Malgré des efforts de recyclage, la menace pour la santé humaine liée à la fabrication, à l’utilisation et à l’élimination des plastiques va fortement augmenter dans les années à venir, selon une étude publiée mardi 27 janvier dans The Lancet Planetary Health. « La pollution plastique et les émissions associées à son cycle de vie nuisent à la vie et au bien-être des populations dans le monde entier, mais l’ampleur des multiples impacts sur la santé n’a pas encore été pleinement quantifiée », écrivent les auteurs.
Pour ce travail de modélisation, des scientifiques britanniques et français ont cherché à intégrer les différentes étapes du cycle de vie du plastique pouvant nuire à la santé humaine, de l’extraction du pétrole et du gaz servant à sa fabrication jusqu’à la pollution causée par ses déchets.

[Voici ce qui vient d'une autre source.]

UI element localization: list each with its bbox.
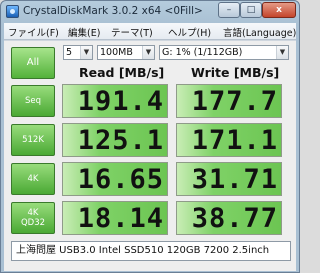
chevron-down-icon: ▼ (142, 46, 154, 59)
menu-file[interactable]: ファイル(F) (8, 25, 59, 39)
menu-bar: ファイル(F) 編集(E) テーマ(T) ヘルプ(H) 言語(Language) (4, 23, 296, 40)
test-size-value: 100MB (100, 47, 133, 58)
menu-help[interactable]: ヘルプ(H) (168, 25, 211, 39)
row-label: 512K (22, 135, 44, 145)
test-size-select[interactable]: 100MB ▼ (97, 45, 155, 60)
test-count-select[interactable]: 5 ▼ (63, 45, 93, 60)
test-count-value: 5 (66, 47, 73, 58)
row-label: Seq (24, 96, 42, 106)
seq-read-value: 191.4 (62, 84, 168, 118)
comment-field[interactable]: 上海問屋 USB3.0 Intel SSD510 120GB 7200 2.5i… (11, 241, 291, 261)
drive-value: G: 1% (1/112GB) (162, 47, 243, 58)
row-label: 4K (27, 174, 39, 184)
menu-edit[interactable]: 編集(E) (68, 25, 100, 39)
row-sublabel: QD32 (20, 218, 46, 228)
4k-qd32-test-button[interactable]: 4K QD32 (11, 202, 55, 234)
menu-theme[interactable]: テーマ(T) (111, 25, 153, 39)
row-label: 4K (27, 208, 39, 218)
seq-test-button[interactable]: Seq (11, 85, 55, 117)
maximize-button[interactable]: □ (240, 2, 262, 18)
app-window: CrystalDiskMark 3.0.2 x64 <0Fill> – □ x … (0, 0, 300, 273)
minimize-button[interactable]: – (218, 2, 240, 18)
run-all-button[interactable]: All (11, 47, 55, 79)
seq-write-value: 177.7 (176, 84, 282, 118)
window-title: CrystalDiskMark 3.0.2 x64 <0Fill> (23, 5, 203, 17)
drive-select[interactable]: G: 1% (1/112GB) ▼ (159, 45, 289, 60)
4k-qd32-write-value: 38.77 (176, 201, 282, 235)
512k-test-button[interactable]: 512K (11, 124, 55, 156)
4k-qd32-read-value: 18.14 (62, 201, 168, 235)
chevron-down-icon: ▼ (276, 46, 288, 59)
512k-read-value: 125.1 (62, 123, 168, 157)
512k-write-value: 171.1 (176, 123, 282, 157)
title-bar[interactable]: CrystalDiskMark 3.0.2 x64 <0Fill> – □ x (1, 1, 299, 23)
4k-write-value: 31.71 (176, 162, 282, 196)
close-button[interactable]: x (262, 2, 296, 18)
read-column-header: Read [MB/s] (79, 65, 165, 80)
main-panel: All 5 ▼ 100MB ▼ G: 1% (1/112GB) ▼ Read [… (4, 40, 296, 271)
4k-read-value: 16.65 (62, 162, 168, 196)
menu-language[interactable]: 言語(Language) (223, 25, 296, 39)
chevron-down-icon: ▼ (80, 46, 92, 59)
write-column-header: Write [MB/s] (191, 65, 280, 80)
disk-app-icon (6, 5, 19, 18)
4k-test-button[interactable]: 4K (11, 163, 55, 195)
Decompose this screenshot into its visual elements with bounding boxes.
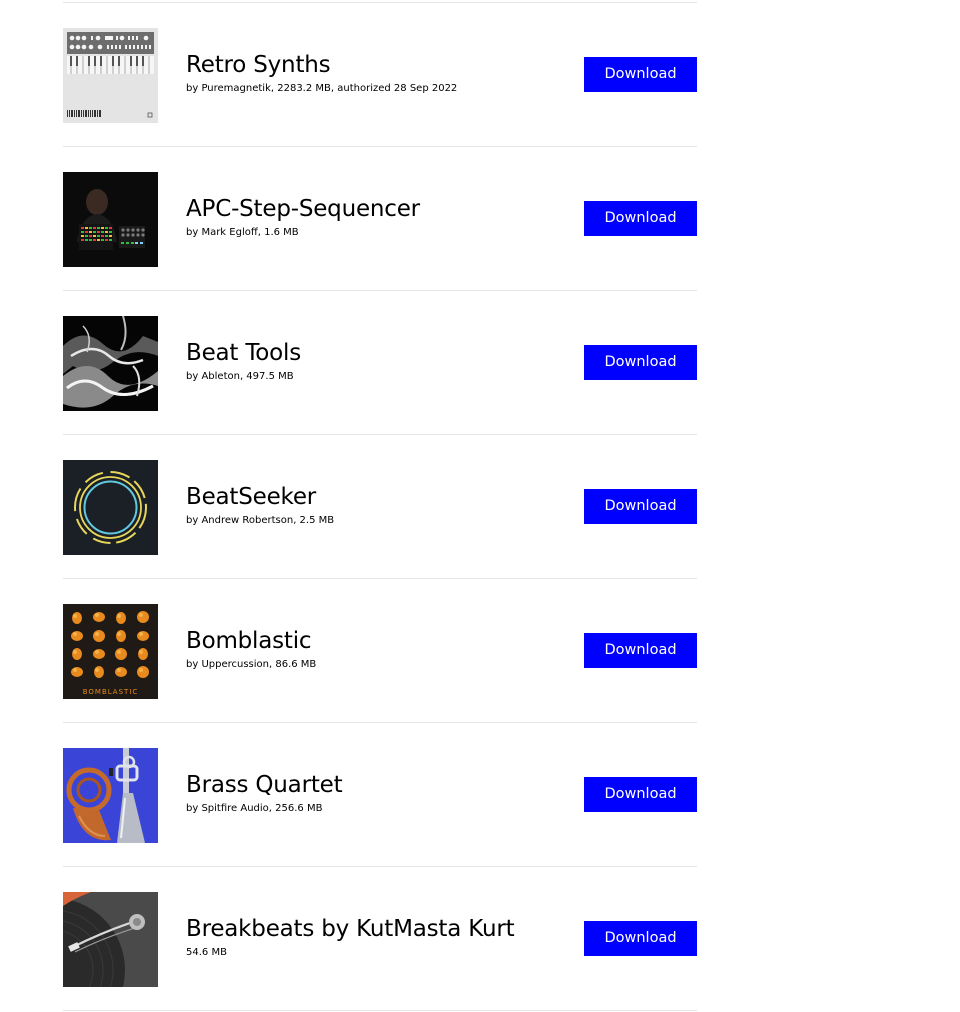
pack-meta: by Spitfire Audio, 256.6 MB xyxy=(186,803,323,814)
list-item: Brass Quartet by Spitfire Audio, 256.6 M… xyxy=(63,723,697,867)
pack-title[interactable]: APC-Step-Sequencer xyxy=(186,194,566,224)
beatseeker-cover xyxy=(63,460,158,555)
download-button[interactable]: Download xyxy=(584,201,697,236)
download-button[interactable]: Download xyxy=(584,57,697,92)
pack-info: BeatSeeker by Andrew Robertson, 2.5 MB xyxy=(186,482,566,528)
pack-title[interactable]: Retro Synths xyxy=(186,50,566,80)
list-item: BeatSeeker by Andrew Robertson, 2.5 MB D… xyxy=(63,435,697,579)
retro-synths-cover xyxy=(63,28,158,123)
beat-tools-cover xyxy=(63,316,158,411)
list-item: Breakbeats by KutMasta Kurt 54.6 MB Down… xyxy=(63,867,697,1011)
pack-title[interactable]: Bomblastic xyxy=(186,626,566,656)
list-item: APC-Step-Sequencer by Mark Egloff, 1.6 M… xyxy=(63,147,697,291)
pack-meta: 54.6 MB xyxy=(186,947,227,958)
list-item: BOMBLASTIC Bomblastic by Uppercussion, 8… xyxy=(63,579,697,723)
download-button[interactable]: Download xyxy=(584,345,697,380)
pack-meta: by Puremagnetik, 2283.2 MB, authorized 2… xyxy=(186,83,458,94)
pack-title[interactable]: Beat Tools xyxy=(186,338,566,368)
pack-info: Bomblastic by Uppercussion, 86.6 MB xyxy=(186,626,566,672)
pack-title[interactable]: BeatSeeker xyxy=(186,482,566,512)
pack-info: Retro Synths by Puremagnetik, 2283.2 MB,… xyxy=(186,50,566,96)
bomblastic-cover: BOMBLASTIC xyxy=(63,604,158,699)
download-button[interactable]: Download xyxy=(584,921,697,956)
apc-step-sequencer-cover xyxy=(63,172,158,267)
pack-info: Breakbeats by KutMasta Kurt 54.6 MB xyxy=(186,914,566,960)
list-item: Beat Tools by Ableton, 497.5 MB Download xyxy=(63,291,697,435)
breakbeats-cover xyxy=(63,892,158,987)
pack-info: Brass Quartet by Spitfire Audio, 256.6 M… xyxy=(186,770,566,816)
pack-meta: by Andrew Robertson, 2.5 MB xyxy=(186,515,335,526)
download-button[interactable]: Download xyxy=(584,489,697,524)
pack-info: Beat Tools by Ableton, 497.5 MB xyxy=(186,338,566,384)
pack-title[interactable]: Breakbeats by KutMasta Kurt xyxy=(186,914,566,944)
pack-meta: by Mark Egloff, 1.6 MB xyxy=(186,227,299,238)
pack-meta: by Ableton, 497.5 MB xyxy=(186,371,294,382)
list-item: Retro Synths by Puremagnetik, 2283.2 MB,… xyxy=(63,3,697,147)
pack-title[interactable]: Brass Quartet xyxy=(186,770,566,800)
pack-info: APC-Step-Sequencer by Mark Egloff, 1.6 M… xyxy=(186,194,566,240)
download-button[interactable]: Download xyxy=(584,777,697,812)
download-button[interactable]: Download xyxy=(584,633,697,668)
bomblastic-cover-text: BOMBLASTIC xyxy=(83,688,139,696)
brass-quartet-cover xyxy=(63,748,158,843)
pack-meta: by Uppercussion, 86.6 MB xyxy=(186,659,317,670)
pack-list: Retro Synths by Puremagnetik, 2283.2 MB,… xyxy=(63,2,697,1011)
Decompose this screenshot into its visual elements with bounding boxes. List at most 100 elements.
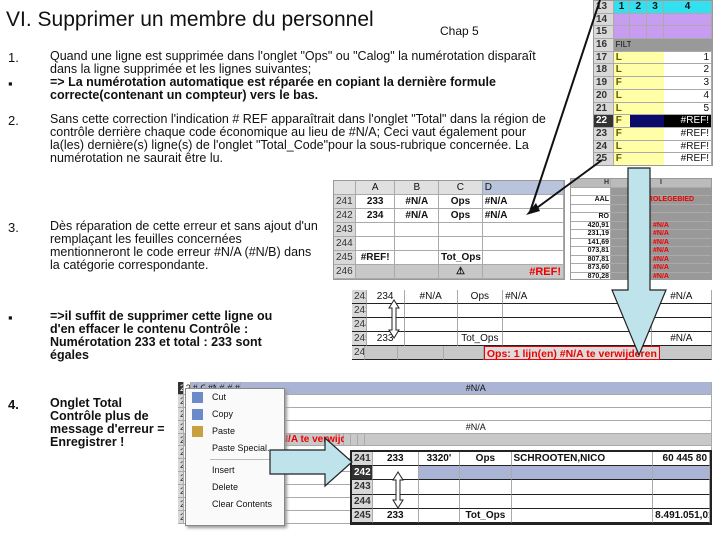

Cette étude, présentée comme la première à estimer le nombre d’années de vie en bonne santé perdues avec le cycle de vie du plastique, ne prend cependant pas en compte d’autres possibles sources de dommages, comme les microplastiques ou les produits chimiques pouvant s’échapper d’emballages alimentaires.
« C’est, sans aucun doute, une sous-estimation considérable de l’impact total sur la santé humaine », a déclaré à l’Agence France-Presse (AFP) Megan Deeney, autrice principale de l’étude et membre de l’Ecole d’hygiène et de médecine tropicale de Londres.
Un impact sanitaire qui pourrait doubler d’ici à 2040
Reste que le nombre d’années de vie en bonne santé perdues à cause du plastique pourrait plus que doubler dans le monde, de 2,1 millions en 2016 à 4,5 millions en 2040, si rien ne change, selon les scientifiques, qui ont utilisé un indicateur permettant d’estimer le nombre d’années de vie en bonne santé perdues à cause d’une incapacité ou d’un décès prématuré.
Megan Deeney a cité l’exemple d’une bouteille d’eau en plastique et de son cycle de vie. Sa fabrication commence par l’extraction de pétrole et de gaz, comme pour plus de 90 % des plastiques. Ensuite, une série de processus chimiques est nécessaire pour transformer ces combustibles fossiles en polyéthylène téréphtalate (ou PET), matériau à partir duquel la bouteille est conçue. Une fois fabriquée, la bouteille est transportée jusqu’aux lieux de commercialisation. Après usage, elle devient un déchet.
Malgré des efforts de recyclage, la plupart des plastiques finissent dans des décharges où ils peuvent mettre des siècles à se décomposer, libérant des produits chimiques, a relevé la scientifique.
Et même dans un scénario – modélisé par l’étude – d’efforts mondiaux accrus contre les dommages du plastique sur la santé, le recyclage ferait peu de différence. Le plus efficace, a observé Megan Deeney, est de réduire la quantité de plastique « inutile » initialement produite.
Jusqu’ici, les tentatives de conclure un traité mondial contre la pollution plastique se sont heurtées à l’échec cuisant de deux rounds de négociations, en 2024 et 2025, sous l’effet de l’opposition des pays essentiellement pétroliers. Face à cette « crise sanitaire mondiale », les pays peuvent cependant agir au niveau national, a souligné Megan Deeney.